Expansion will centre on cities (80%) in which it is already
present given the ‘know-how attained’, while the remaining
20% of the expansion will be in cities new to the group.
We are uncertain about China’s turnaround in SSSG,
given that the key issue stems from an increased
competitive landscape. We believe China’s 3Q SSSG
growth would remain flat, at best, and any recovery will be
gradual.
Hence, we have assumed a contraction of 2% in SSSG for
FY13F and a mild rebound to +1% for FY14F.
Product differentiation and merchandising mix. PRG is
focus on improving the merchandising mix based on
individual cities’ preferences to circumvent the slowdown in
SSSG.
Online shopping presence. PRG started e-commerce in
November 2012 for goods sold at Parkson, to mitigate the
rising popularity of online retailers. Response has been
rather slow as shoppers are unaware of this service.

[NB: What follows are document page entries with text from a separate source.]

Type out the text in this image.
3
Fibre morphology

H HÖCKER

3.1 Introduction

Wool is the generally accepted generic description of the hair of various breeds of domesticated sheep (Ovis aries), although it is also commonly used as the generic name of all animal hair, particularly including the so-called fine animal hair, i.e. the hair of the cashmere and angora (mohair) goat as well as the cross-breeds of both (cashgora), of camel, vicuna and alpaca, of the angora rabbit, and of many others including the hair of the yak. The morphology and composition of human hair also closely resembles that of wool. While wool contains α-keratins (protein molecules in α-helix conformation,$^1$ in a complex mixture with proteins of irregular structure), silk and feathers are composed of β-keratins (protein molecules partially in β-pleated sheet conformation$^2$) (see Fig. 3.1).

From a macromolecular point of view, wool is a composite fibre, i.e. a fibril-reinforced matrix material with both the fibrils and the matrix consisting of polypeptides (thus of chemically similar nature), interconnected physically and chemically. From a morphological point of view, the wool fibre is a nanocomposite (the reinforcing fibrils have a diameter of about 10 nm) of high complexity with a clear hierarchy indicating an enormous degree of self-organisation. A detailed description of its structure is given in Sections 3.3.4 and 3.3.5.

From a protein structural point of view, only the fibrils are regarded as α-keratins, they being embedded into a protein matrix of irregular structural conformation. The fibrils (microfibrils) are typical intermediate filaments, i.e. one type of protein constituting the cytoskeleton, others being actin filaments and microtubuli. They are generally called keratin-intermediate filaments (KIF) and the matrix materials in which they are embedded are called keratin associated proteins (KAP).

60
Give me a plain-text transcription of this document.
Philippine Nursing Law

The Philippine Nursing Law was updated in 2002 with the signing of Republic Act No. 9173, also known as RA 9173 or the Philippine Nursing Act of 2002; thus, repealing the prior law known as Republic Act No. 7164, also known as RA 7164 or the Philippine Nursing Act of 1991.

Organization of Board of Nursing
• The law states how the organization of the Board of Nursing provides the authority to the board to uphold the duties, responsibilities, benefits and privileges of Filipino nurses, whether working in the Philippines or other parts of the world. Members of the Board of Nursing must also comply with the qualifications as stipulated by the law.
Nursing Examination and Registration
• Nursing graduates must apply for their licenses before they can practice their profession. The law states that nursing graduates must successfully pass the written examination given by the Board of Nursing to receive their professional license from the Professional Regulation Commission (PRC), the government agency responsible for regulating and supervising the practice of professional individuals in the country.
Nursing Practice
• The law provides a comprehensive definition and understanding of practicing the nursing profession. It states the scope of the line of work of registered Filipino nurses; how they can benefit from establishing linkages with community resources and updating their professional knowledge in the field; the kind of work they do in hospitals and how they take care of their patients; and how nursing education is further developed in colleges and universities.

Therefore, PRG will be actively promoting the e-commerce
site in the next 1-2 years.
Higher self-owned property ratio. Apart from just
expanding via new outlets, PRG aims at a higher ratio of
self-owned properties, underpinned by stable recurring
income. PHB targets to own 1 mall for every 4 malls
operated.
PRG will continue to be on a lookout for third-party stores
or properties for acquisition and greenfield malls.
The Qingdao acquisition last year for a site to build a
shopping mall will be ready in 2-3 years’ time.
PARKSON RETAIL ASIA’S (PRA) CONTINUOUS
EXPANSION IN SOUTHEAST ASIA
PRA’s expansion strategy in Southeast Asia is through
physical store openings, which are facilitated by
partnerships with property developers or the acquisition of
existing retail businesses.
Besides having 39 stores in Malaysia, PRA is present in
Vietnam, Indonesia (via Parkson/Centro) and Sri Lanka
(via Odel) with 8, 9 and 17 stores, respectively.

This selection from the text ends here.